The District Council of Balaklava was a local government area seated at Balaklava in South Australia from 1877 to 1983.

==History==
The District Council of Balaklava was officially proclaimed as incorporating the entire Hundred of Balaklava on 20 December 1877. The council was divided into five wards: Township, East, North, West and South. The five inaugural councillors appointed on the date of the proclamation were John Verco, J.P. (Township ward), August Winter (East ward), George Hicks (North ward), Samuel Alderman (West ward), and Robert Frederick Ware (South ward).

On 14 November 1878, the entire Hundred of Stow was annexed to the Balaklava council along with an eastern strip of the Hundred of Goyder, following petitioning by resident landowners.

In 1911 a part of the western ward of Watchman's Plains was severed from the District Council of Hall and annexed by Balaklava council.

In 1912, at the instigation of resident landowners, a southern portion of the Hundred of Everard south of Everard Road and including the Everard Central township, was severed from the District Council of Snowtown and added to the Balaklava council as part of its Stow ward.

In 1935 Balaklava council gained the new wards of Halbury and Wakefield in the south half of the Hundred of Hall from the defunct Hall council as part of the statewide consolidation of local government bodies that occurred that year.

In 1983 the Balaklava council ceased to exist when it amalgamated with the councils of Port Wakefield and Owen to form the District Council of Wakefield Plains, but the council seat remained in the town of Balaklava.

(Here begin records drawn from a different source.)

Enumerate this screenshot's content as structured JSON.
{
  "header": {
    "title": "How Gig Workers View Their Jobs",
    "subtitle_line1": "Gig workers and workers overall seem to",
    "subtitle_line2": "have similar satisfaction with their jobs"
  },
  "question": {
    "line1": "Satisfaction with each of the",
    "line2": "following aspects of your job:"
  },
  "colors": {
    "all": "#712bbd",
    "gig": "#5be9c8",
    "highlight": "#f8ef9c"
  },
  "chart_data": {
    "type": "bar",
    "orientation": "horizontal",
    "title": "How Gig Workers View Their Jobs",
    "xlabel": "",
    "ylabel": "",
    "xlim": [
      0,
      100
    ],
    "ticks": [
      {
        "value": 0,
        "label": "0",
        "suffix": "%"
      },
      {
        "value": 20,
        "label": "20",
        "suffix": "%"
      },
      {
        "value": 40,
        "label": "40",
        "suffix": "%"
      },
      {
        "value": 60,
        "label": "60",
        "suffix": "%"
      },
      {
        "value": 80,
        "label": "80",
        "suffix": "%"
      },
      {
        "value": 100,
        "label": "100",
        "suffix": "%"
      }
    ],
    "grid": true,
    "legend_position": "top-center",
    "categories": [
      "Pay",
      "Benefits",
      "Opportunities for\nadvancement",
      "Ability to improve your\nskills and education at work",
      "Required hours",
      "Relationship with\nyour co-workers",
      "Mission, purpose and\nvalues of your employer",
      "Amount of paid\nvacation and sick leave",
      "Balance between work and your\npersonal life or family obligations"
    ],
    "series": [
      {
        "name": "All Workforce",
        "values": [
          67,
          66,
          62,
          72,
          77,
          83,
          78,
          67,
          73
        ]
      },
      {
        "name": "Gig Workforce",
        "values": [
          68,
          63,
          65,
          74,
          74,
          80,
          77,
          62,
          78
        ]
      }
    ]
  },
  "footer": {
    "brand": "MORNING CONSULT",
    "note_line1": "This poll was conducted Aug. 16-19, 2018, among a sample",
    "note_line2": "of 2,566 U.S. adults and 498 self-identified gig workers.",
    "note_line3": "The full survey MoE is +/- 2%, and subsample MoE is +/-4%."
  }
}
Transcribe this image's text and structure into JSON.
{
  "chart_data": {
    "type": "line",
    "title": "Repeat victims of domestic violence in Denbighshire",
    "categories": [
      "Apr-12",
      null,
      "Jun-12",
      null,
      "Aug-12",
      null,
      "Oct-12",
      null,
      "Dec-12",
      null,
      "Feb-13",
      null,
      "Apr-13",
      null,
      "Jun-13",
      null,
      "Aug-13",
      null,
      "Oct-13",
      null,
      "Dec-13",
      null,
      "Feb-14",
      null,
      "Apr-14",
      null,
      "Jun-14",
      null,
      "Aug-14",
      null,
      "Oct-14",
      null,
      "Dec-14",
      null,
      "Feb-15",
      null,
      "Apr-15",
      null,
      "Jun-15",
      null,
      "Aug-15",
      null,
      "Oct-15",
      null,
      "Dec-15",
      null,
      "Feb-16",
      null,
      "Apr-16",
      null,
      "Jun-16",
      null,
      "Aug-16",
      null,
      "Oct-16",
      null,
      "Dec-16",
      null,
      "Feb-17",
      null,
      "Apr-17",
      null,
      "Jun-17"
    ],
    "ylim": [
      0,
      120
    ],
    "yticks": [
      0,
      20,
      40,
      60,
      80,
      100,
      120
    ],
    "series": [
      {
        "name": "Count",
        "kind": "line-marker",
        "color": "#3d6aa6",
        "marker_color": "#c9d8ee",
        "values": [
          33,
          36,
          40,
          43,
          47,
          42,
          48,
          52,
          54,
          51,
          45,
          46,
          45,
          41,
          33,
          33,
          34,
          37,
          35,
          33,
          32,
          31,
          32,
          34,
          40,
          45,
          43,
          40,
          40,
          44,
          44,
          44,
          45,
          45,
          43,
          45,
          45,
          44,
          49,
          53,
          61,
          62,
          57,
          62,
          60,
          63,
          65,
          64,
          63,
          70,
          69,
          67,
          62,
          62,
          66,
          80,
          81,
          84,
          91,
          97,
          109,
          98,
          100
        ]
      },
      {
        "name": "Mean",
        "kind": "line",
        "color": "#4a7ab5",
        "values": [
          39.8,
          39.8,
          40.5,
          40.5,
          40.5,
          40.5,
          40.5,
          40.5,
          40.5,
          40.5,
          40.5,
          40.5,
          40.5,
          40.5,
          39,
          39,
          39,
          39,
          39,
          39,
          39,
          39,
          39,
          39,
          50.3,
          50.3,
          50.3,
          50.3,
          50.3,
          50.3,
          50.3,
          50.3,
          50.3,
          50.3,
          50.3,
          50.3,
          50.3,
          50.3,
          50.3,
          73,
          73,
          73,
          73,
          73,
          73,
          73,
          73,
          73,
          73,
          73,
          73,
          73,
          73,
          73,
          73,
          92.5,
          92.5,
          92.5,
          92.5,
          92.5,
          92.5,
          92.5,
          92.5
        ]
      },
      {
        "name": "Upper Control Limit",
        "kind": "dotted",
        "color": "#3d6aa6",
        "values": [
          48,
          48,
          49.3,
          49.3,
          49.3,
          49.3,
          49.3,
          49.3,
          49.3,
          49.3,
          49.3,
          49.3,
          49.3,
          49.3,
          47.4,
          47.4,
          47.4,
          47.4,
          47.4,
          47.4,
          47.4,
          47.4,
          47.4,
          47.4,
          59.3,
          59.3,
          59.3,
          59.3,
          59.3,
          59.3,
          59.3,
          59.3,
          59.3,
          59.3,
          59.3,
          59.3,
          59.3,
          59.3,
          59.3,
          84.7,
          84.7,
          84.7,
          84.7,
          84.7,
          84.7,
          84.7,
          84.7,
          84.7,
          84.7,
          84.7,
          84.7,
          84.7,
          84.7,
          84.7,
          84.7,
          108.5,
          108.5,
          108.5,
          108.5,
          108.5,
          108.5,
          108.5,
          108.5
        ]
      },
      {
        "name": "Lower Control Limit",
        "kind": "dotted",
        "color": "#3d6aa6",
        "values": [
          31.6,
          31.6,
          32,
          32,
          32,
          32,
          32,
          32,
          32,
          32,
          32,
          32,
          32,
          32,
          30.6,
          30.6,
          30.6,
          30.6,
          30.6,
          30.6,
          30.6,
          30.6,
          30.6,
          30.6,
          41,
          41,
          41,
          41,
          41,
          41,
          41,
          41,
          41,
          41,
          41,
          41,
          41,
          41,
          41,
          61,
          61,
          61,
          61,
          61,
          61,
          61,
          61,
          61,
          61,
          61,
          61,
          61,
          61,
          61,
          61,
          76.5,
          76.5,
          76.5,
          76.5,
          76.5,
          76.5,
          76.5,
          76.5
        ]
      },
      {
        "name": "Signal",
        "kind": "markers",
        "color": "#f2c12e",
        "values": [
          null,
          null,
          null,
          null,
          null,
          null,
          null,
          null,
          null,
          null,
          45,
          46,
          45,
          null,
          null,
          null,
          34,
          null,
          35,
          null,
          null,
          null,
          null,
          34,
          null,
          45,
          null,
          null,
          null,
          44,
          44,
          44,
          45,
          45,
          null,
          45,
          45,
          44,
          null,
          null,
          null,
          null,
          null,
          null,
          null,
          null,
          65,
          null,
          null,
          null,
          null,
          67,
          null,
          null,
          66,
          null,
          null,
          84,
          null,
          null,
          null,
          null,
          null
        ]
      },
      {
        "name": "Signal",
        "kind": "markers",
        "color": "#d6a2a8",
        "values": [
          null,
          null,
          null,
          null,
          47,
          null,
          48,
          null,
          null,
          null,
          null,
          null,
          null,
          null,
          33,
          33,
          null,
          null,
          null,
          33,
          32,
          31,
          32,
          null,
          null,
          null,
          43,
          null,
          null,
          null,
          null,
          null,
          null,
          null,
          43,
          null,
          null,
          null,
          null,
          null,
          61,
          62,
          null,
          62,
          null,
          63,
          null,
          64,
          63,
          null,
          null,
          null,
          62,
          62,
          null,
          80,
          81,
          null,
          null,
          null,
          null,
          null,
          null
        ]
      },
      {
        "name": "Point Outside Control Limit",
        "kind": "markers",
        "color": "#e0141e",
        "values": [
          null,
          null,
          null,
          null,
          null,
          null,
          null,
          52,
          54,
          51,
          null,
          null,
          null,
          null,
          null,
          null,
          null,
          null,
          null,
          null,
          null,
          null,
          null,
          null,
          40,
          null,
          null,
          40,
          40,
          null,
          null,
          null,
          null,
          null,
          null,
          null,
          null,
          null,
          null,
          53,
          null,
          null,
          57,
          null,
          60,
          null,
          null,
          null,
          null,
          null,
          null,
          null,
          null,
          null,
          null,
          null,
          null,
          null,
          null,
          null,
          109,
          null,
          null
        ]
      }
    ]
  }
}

==Neighbouring local government==
The following adjacent local government bodies co-existed with the Balaklava council:
- District Council of Snowtown (established 1888) lay immediately north from 1889, when the Hundred of Everard was annexed by that council, and north west from 1890 when the Hundred of Cameron was also annexed by that council.
- District Council of Blyth (established 1872) lay north east from 1878 when the Hundred of Stow was annexed to Balaklava council, stretching the boundary much further north.
- The District Council of Hall also lay north east across the Wakefield River from its establishment in 1878. From 1935, following the annexation by Balaklava of the south parts of the Hall council, the District Council of Auburn, later the District Council of Saddleworth and Auburn, lay north east.
- District Council of Dalkey (established 1875), later the District Council of Owen lay immediately east, the latter amalgamating with Balaklava in 1983.
- District Council of Grace (established 1874) lay south east until in 1935 it became part of the District Council of Mallala (initially called District Council of Light and much later called Adelaide Plains Council).
- District Council of Dublin (established 1873) lay south and south west until it became part of the District Council of Mallala in 1935.
- District Council of Port Wakefield lay west and north west from its establishment in 1878 until amalgamating with Balaklava in 1983.